Sunday, October 21, 2007

Istanbul 1

It's the end of day one and I really like it here. There are so many things to get used to...traffic driving on the right side of the road (much harder than you'd think after a year on the other side), crossing the street without taking my life in my hands, being able to buy anything I want to, being largely left alone and cleanliness cleanliness cleanliness. It is a bit of a shock to go from third-world prices directly to European prices, without transiting through North American prices. It's nice to suddenly be able to buy anything I could possibly want or need, but unfortunately I can't afford any of it. And speaking of which, the shopping here is great but it's just so expensive - I hope nobody is expecting a carpet for Christmas. I did treat myself to some toiletries and am thrilled to have a new head for my toothbrush.

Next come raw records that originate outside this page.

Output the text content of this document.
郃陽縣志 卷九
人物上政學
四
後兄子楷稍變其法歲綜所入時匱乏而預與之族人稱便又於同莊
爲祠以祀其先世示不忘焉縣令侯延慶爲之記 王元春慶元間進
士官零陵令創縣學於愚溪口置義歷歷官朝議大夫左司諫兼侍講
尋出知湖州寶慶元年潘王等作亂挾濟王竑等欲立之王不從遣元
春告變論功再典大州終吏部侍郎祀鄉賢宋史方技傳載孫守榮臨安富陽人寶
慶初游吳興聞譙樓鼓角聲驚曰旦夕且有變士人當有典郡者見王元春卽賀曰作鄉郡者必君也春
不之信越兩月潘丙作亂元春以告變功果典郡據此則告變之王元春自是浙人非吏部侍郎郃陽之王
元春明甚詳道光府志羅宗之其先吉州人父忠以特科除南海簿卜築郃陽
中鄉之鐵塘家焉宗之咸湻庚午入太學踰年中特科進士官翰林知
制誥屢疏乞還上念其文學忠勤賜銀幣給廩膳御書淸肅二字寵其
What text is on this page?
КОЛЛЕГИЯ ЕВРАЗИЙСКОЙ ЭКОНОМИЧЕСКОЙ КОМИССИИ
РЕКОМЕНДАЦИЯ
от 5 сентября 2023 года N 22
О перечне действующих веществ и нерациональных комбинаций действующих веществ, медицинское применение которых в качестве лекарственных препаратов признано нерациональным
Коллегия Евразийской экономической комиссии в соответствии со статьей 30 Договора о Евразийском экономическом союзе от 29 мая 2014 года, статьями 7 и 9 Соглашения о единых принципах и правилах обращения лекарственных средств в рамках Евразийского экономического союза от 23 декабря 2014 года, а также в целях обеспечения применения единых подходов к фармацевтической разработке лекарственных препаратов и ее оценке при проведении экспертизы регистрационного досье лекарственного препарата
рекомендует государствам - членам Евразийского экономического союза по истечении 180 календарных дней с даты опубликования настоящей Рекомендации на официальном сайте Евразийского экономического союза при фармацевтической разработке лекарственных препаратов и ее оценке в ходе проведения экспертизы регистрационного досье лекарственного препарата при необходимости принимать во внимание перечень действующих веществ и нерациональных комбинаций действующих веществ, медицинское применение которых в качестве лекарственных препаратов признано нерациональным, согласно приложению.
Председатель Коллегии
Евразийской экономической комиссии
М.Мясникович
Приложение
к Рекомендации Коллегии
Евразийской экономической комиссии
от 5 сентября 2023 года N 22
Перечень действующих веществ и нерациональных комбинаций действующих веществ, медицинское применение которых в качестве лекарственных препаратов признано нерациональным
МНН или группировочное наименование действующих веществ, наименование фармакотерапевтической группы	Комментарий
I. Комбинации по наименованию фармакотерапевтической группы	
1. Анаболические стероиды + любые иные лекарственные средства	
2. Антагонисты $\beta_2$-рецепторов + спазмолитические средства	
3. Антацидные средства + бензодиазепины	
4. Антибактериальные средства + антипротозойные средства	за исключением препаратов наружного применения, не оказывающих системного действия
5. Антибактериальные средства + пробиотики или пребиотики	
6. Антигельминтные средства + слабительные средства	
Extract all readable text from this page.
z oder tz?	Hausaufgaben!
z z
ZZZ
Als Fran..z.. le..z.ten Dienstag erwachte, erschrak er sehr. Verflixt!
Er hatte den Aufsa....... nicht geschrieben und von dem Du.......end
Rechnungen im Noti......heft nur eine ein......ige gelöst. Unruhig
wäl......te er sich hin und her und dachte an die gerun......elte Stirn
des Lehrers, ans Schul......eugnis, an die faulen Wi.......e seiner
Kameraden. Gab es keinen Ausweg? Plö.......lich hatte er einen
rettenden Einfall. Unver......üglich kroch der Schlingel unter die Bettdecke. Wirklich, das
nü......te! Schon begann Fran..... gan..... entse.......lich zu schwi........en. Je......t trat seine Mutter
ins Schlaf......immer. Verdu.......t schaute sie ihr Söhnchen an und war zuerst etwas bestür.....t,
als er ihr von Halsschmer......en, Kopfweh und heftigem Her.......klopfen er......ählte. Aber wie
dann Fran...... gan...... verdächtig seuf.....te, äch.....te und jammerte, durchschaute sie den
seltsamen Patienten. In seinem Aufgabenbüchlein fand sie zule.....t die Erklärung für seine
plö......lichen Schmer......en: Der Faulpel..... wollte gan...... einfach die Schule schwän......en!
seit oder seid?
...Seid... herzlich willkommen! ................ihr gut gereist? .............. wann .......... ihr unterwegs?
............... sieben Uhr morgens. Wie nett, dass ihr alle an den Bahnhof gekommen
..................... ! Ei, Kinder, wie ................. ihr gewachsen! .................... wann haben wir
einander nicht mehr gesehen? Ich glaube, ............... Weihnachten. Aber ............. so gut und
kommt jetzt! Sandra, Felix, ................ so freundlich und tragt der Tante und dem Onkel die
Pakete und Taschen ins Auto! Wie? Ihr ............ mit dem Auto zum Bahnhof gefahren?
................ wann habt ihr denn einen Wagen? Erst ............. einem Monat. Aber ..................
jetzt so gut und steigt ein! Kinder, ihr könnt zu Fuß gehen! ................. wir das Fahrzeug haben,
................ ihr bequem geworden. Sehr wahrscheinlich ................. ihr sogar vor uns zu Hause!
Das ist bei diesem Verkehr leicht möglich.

I'm not sure exactly why I'm feeling so happy here. Maybe I've been missing "civilisation", or maybe it's the proximity to so much water after spending so much time in a land-locked country, but whatever it is, it feels pretty good. My concerns about being in a Muslim environment were unfounded and I'm not at all uncomfortable here. Having said that, I have to admit that the male attention seemed to escalate over the course of the day, and if this continues I will probably end up being less enamoured with the place than I am now. So far it has been very manageable and I have been able to handle things in a polite and civilised way. I have to admit that the Turkish men are much smoother ın their approach than the Nepalis and Indians are! Still, men in general would have a lot more luck with me if they came up with an opening line other than "Where are you from?". I'm guessing that I've been asked that question in the neighbourhood of three thousand times in the last thirteen months and it's really not working for me anymore. In fact, it has the opposite effect and I just can't bring myself to engage in conversation with anyone who uses it. I did find that while spending time in the new part of the city I was largely ignored and I really enjoyed strolling around unimpeded there. Of course the old city is the place to be, and the attention is much more intense there due to the conglomeration of tourists.

My hostel is in the heart of the old city within a block of the Blue Mosque which I can see out my window. It's a great location but I may find the 6:00 call to prayer a bit irritating after a while. I was up early this morning due to jet lag so it wasn't a problem today, but I may come to hate it when my sleep pattern returns to normal. I didn't do any sight-seeing today, but spent the day walking around getting my bearings. Once I get my passport issues sorted out I'll spend some time visiting all the sites. Having said that, it's the kind of city where you can't help but see the sights whether you're looking or not.

I think that perhaps food will be my downfall here. Everything looks so appetizing and it's available absolutely everywhere. I think that I'll be eating about seven meals a day just so I can get to try everything. As if the restaurants weren't bad enough, the country seems to have a collective sweet tooth and there are bakeries and sweet shops everywhere. I almost made myself sick on baklava today and ended up with drippings from it all down the front of my shirt. I have decided it's not a good finger food and eating it while wandering down the street isn't advisable. I had to come home and change mid-afternoon to hide the evidence of my indulgence.

That's it for now - I'm still jet-lagged and trying to keep my eyes open until 9:00 PM. First thing tomorrow I'm off to the consulate and should get some idea about my chances of making this tour. Keep your fingers crossed for me.